The sight before them froze their steps.

Erysimum lay crumpled on the cold floor, her body frail and bruised, her hair tangled across her pale cheeks. Her breathing was shallow, almost imperceptible, as if the faintest breeze could carry her away.

"Erys!" Her grandfather's voice cracked as he rushed forward, his hands trembling when they touched her wrist, desperate for a pulse. Relief flickered across his tired face when he found it weak, but steady.

Behind him, a tall young man with a sharp, hardened face knelt as well. His jaw clenched, his hands balling into fists at the sight of her bruised skin. "Uncle... she's barely hanging on. Let's get her inside."

Together, they lifted her frail body, carrying her through the courtyard that had once been filled with life and pride but now felt hollow, stripped bare by misfortune.

As they laid her carefully onto her bed, the old man's heart twisted. His only grandchild... a child who should have been cherished by the heavens themselves, now reduced to this. His fingers brushed her cheek, lingering there, his sorrow spilling silently from his eyes.

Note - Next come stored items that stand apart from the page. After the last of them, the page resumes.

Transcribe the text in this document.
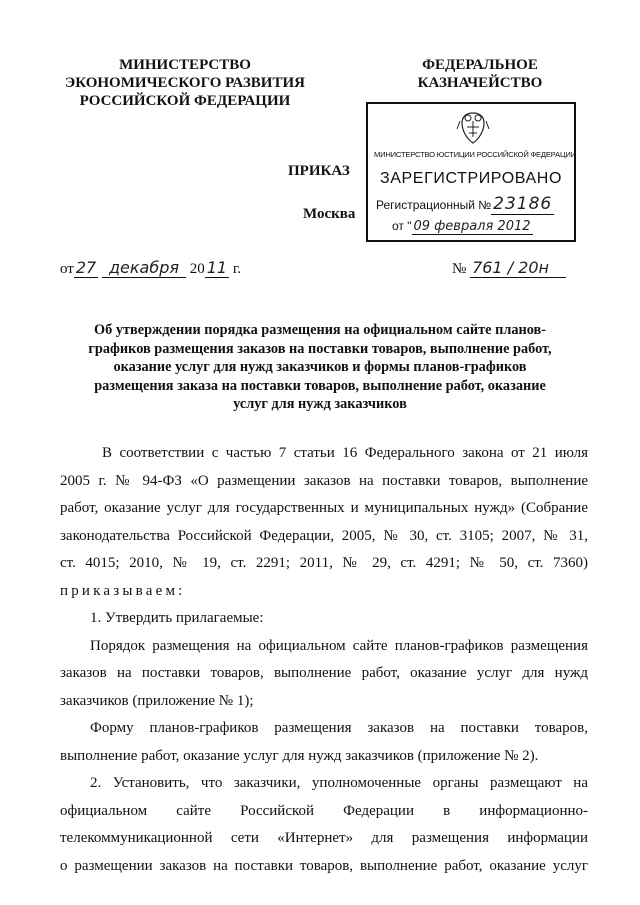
МИНИСТЕРСТВО
ЭКОНОМИЧЕСКОГО РАЗВИТИЯ
РОССИЙСКОЙ ФЕДЕРАЦИИ
ФЕДЕРАЛЬНОЕ
КАЗНАЧЕЙСТВО
ПРИКАЗ
Москва
МИНИСТЕРСТВО ЮСТИЦИИ РОССИЙСКОЙ ФЕДЕРАЦИИ
ЗАРЕГИСТРИРОВАНО
Регистрационный № 23186
от " 09 февраля 2012
от 27 декабря 20 11 г.	№ 761 / 20н
Об утверждении порядка размещения на официальном сайте планов-
графиков размещения заказов на поставки товаров, выполнение работ,
оказание услуг для нужд заказчиков и формы планов-графиков
размещения заказа на поставки товаров, выполнение работ, оказание
услуг для нужд заказчиков
В соответствии с частью 7 статьи 16 Федерального закона от 21 июля
2005 г. № 94-ФЗ «О размещении заказов на поставки товаров, выполнение
работ, оказание услуг для государственных и муниципальных нужд» (Собрание
законодательства Российской Федерации, 2005, № 30, ст. 3105; 2007, № 31,
ст. 4015; 2010, № 19, ст. 2291; 2011, № 29, ст. 4291; № 50, ст. 7360)
приказываем:
1. Утвердить прилагаемые:
Порядок размещения на официальном сайте планов-графиков размещения
заказов на поставки товаров, выполнение работ, оказание услуг для нужд
заказчиков (приложение № 1);
Форму планов-графиков размещения заказов на поставки товаров,
выполнение работ, оказание услуг для нужд заказчиков (приложение № 2).
2. Установить, что заказчики, уполномоченные органы размещают на
официальном сайте Российской Федерации в информационно-
телекоммуникационной сети «Интернет» для размещения информации
о размещении заказов на поставки товаров, выполнение работ, оказание услуг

When a child was born into this world, a great blessing was expected to follow. For every newborn carried within them a contractual spirit a bond etched into the very fabric of their soul. These spirits slept until the age of ten, when they awakened, marking the beginning of one's destiny. At awakening, a ring would appear on the right hand's ring finger, and with it, the shape of the spirit would manifest some becoming divine weapons, others taking the form of mighty beasts. Strength, honor, status, hope all of it began there.

But for Erysimum, none of that had come.

A few days before, her tenth birthday had passed. The entire household had waited, hearts trembling with hope that perhaps their misfortunes would be eased by this one child. Yet the day had come and gone, and no spirit awakened. Her finger remained bare. The heavens were silent.

She was henceforth labeled a waste.

In this world where futures were carved by the strength of one's spirit, where clans rose and fell upon the might of their contracted bonds, to be without one was a curse worse than death. It meant no power, no standing, no future. It meant living as prey in a land where the strong trampled the weak.

And that was the fate dealt to his only grandchild.

His vision blurred with tears as he looked down at her fragile face. "My child," he whispered, voice trembling, "how cruel must this world be, to take everything from you before you've even begun?"

Beside him, her uncle's expression hardened further, his eyes burning with unspoken rage. "They dared to lay hands on her because they believe she is weak. If not for this poison binding me, I would—" His voice caught, fury choking him.

The grandfather reached out, placing a trembling hand on his son's arm. His own bitterness was buried deep, but his grief was heavier. "Do not speak of what we cannot change. Our Erys... she is all we have left."

In the silence that followed, the weight of their family's decline pressed down upon them. Once, their household had been a name others feared. Now, it was but an empty shadow. The grandfather, crippled by poison, forbidden to cultivate again or risk death. The uncle, his cultivation severed, his future stolen. The parents gone, vanished into dust, their fates unknown but presumed dead.

And now, the last hope of their bloodline lay before them, fragile, wounded, and branded by the world as worthless.

The old man bent low, brushing his lips against her forehead, his heart breaking as he whispered, "Even if the world calls you nothing, to me... you are everything."